悲観的に最悪を想定して、最高の準備をし、楽観的に臨む

タイトルの言は、5年ほど前に東京教師塾というところで、塾頭の原田隆史先生に学んだ言葉。

悲観的に最悪を想定して最高の準備をし楽観的に臨む

これがどこか一つでも違うと、望まない結果になる。

例えば「楽観的に最悪を想定しない」する。そうすると「予想外の事態」が増える。対応が遅れる。

天気予報もみないで「空が青いから大丈夫」と出かけたら後で大雨、というパターンである。

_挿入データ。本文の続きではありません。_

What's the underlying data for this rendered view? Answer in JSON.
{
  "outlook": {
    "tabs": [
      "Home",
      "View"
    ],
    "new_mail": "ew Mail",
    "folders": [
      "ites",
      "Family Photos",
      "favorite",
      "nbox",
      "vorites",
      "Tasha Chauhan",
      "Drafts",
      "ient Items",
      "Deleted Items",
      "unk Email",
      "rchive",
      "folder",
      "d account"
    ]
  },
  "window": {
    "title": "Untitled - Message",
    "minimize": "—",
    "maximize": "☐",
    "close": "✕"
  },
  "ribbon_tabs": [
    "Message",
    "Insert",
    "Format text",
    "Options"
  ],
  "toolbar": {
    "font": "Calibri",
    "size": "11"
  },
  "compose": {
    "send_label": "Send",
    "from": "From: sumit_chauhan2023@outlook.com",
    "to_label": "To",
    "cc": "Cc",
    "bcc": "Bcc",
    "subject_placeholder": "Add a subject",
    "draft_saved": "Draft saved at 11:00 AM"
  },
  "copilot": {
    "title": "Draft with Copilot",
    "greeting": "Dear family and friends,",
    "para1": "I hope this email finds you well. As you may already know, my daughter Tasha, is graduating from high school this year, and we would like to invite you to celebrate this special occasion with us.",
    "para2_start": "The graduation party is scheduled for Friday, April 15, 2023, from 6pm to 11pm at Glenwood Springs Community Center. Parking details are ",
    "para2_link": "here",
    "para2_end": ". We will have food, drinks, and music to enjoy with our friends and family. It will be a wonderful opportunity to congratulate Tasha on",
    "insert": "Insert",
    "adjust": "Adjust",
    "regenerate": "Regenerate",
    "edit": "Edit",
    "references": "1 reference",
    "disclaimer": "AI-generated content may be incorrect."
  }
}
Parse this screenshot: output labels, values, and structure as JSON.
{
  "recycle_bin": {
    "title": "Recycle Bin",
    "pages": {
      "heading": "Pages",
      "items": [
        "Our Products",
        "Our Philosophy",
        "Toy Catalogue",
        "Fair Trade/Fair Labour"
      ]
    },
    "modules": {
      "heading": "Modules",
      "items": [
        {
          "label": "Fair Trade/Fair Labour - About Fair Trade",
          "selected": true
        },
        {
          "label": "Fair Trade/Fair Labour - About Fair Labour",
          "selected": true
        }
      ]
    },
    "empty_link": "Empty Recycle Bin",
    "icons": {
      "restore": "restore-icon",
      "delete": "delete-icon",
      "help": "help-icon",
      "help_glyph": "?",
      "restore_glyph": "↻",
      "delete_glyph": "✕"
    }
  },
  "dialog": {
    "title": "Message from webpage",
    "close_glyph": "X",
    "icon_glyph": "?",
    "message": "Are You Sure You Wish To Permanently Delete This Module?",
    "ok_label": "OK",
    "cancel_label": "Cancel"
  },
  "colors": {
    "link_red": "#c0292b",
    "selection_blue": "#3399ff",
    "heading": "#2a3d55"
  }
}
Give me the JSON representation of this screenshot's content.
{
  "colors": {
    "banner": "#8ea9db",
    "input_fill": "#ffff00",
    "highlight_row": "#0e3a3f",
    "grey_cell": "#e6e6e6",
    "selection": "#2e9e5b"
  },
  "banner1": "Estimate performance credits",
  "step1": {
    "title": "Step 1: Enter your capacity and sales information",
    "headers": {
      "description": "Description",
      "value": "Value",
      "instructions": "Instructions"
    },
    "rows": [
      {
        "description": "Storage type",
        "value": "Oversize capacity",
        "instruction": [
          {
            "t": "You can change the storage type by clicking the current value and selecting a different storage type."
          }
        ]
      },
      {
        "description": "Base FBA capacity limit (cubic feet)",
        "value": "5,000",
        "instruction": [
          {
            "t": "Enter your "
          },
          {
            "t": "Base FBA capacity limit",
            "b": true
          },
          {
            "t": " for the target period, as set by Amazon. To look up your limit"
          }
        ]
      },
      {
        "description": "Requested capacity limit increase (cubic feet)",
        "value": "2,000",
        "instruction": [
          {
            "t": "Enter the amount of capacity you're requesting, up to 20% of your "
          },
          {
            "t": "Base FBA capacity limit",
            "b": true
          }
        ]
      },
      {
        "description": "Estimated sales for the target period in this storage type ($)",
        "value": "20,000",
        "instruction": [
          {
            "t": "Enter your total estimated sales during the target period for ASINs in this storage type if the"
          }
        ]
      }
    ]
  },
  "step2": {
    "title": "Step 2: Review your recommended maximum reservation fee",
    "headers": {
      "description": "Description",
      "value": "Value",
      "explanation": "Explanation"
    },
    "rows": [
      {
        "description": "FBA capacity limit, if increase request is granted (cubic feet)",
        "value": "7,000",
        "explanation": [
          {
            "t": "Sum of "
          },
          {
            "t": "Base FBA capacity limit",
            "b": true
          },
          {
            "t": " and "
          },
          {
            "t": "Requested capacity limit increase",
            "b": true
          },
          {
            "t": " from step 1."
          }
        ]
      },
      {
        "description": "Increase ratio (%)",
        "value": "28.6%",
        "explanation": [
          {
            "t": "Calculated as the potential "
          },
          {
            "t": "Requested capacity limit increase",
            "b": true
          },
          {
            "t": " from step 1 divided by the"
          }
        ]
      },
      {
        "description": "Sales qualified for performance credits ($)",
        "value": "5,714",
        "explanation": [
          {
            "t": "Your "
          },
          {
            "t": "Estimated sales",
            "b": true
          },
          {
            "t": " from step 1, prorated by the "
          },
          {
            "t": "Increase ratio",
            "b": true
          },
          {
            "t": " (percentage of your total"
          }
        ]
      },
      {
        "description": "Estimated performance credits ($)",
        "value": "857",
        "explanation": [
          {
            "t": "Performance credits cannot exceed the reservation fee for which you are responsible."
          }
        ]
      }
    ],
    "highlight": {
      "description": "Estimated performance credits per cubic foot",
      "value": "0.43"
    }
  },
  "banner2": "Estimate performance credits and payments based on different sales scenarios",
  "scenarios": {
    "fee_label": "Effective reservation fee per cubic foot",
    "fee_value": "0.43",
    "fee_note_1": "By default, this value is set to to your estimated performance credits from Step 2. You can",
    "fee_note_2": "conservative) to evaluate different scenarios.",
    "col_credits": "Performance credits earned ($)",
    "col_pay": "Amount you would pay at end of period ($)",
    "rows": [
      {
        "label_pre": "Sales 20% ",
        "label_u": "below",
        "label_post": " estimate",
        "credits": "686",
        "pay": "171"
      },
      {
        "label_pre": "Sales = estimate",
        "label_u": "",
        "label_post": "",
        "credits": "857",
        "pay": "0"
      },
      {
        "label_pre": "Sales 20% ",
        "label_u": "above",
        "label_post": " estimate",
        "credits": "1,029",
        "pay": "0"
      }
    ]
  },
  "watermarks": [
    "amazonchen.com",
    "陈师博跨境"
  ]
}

教師の場合だと、通知表のミスで大きな手間をとったり、家庭への連絡不備で連絡網を使用、というようなパターンである。どれも注意深く事前チェックをしていれば防げるミスである。

例えば「最高の準備」をしないとする。想定通り最悪が起きた時に手が打てない。「ほら、やっぱり起きた」と嘆くだけになる。

先の例だと、雨が降りそうだけど傘を持たないで出たら大雨、というパターンである。教師の場合だと「やっぱり授業がうまくいかなかった」というパターンである(準備していないのだから、それはそうである)。具体的に準備の行動を起こしていれば、防げるミスである。

例えば「悲観的に臨む」とする。そうすると、見方がマイナスになり固くなる。最悪を想定して準備はよくしているので、失敗しまい、予定通りにいかせようと、「必死」になる。楽しくないのである。

先の例だと、ばっちり準備はしているのに、常に雨が降ることを不安に思っている状態である。教師の場合だと、授業研で常に「指導案通り」を目指して、脱線を恐れながら授業している状態である(この場合、本当は価値のあるかもしれない、子どものユニークな言動は黙殺される)。最悪も想定して十分に準備もしたのだから、後は流れに身を任せて楽しむのが正解である。